The constitutional error in this case was clear. The state’s case against the defendant was weak as the Attorney General admits. The trial court’s comment to the jury was insufficient to eliminate the potential prejudice from the erroneously admitted evidence. For these reasons, I would grant the motion by the state for confession of error and remand the case for new trial.

I am authorized to state that Justice Nathan S. Hef-fernan and Justice Shirley S. Abrahamson join me in this dissent.

When denying defendant’s motion for dismissal at the close of the state’s case, the court stated;

“Well, I will agree this is a very close case.

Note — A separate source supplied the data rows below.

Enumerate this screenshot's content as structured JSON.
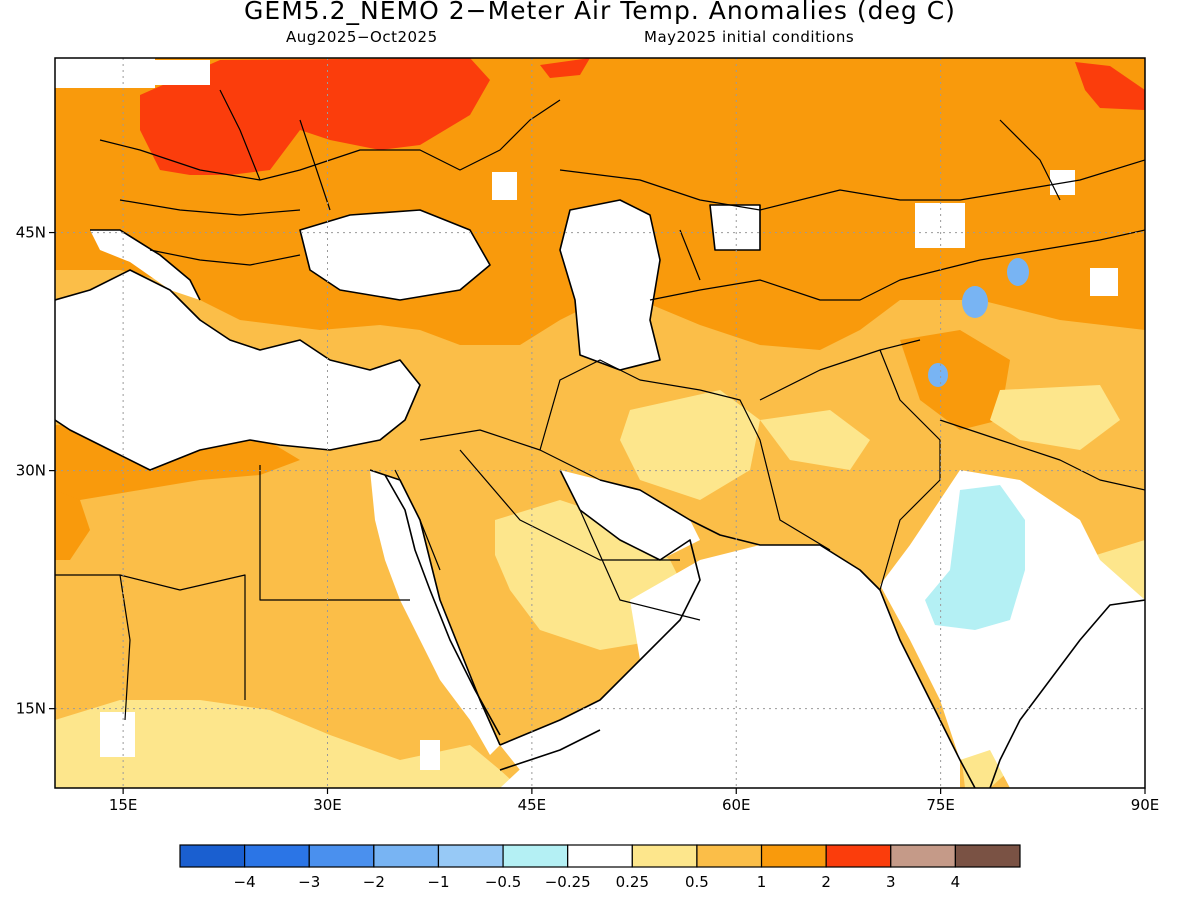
{
  "title": "GEM5.2_NEMO 2−Meter Air Temp. Anomalies (deg C)",
  "subtitle_left": "Aug2025−Oct2025",
  "subtitle_right": "May2025 initial conditions",
  "lon_ticks": [
    {
      "value": 15,
      "label": "15E"
    },
    {
      "value": 30,
      "label": "30E"
    },
    {
      "value": 45,
      "label": "45E"
    },
    {
      "value": 60,
      "label": "60E"
    },
    {
      "value": 75,
      "label": "75E"
    },
    {
      "value": 90,
      "label": "90E"
    }
  ],
  "lat_ticks": [
    {
      "value": 45,
      "label": "45N"
    },
    {
      "value": 30,
      "label": "30N"
    },
    {
      "value": 15,
      "label": "15N"
    }
  ],
  "extent": {
    "lon_min": 10,
    "lon_max": 90,
    "lat_min": 10,
    "lat_max": 56
  },
  "legend": {
    "colors": [
      "#1a5fd0",
      "#2b75e6",
      "#4a90ee",
      "#78b4f3",
      "#97c9f6",
      "#b4f0f4",
      "#ffffff",
      "#fde68c",
      "#fbbe48",
      "#f99a0c",
      "#fb3d0c",
      "#c59a88",
      "#7a5244"
    ],
    "labels": [
      "−4",
      "−3",
      "−2",
      "−1",
      "−0.5",
      "−0.25",
      "0.25",
      "0.5",
      "1",
      "2",
      "3",
      "4"
    ]
  },
  "fill_colors": {
    "ocean": "#ffffff",
    "weak": "#fde68c",
    "moderate": "#fbbe48",
    "strong": "#f99a0c",
    "very_strong": "#fb3d0c",
    "cool": "#b4f0f4",
    "cooler": "#78b4f3"
  }
}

This is a touch and go deal, and yet I am going to let this case go to the jury.”

Later, in denying defendant’s post-verdict motion for new trial, the court said:

“Well, I say now as I said at that time, that this is, it was a thin one, no doubt about that, but it is the old story of what probative value circumstantial evidence has. This man was not seen in the church, he was not apprehended in the church. And that many, many crimes are disposed of on that basis, conviction based upon the state’s case based entirely upon circumstantial evidence, and that was true here.”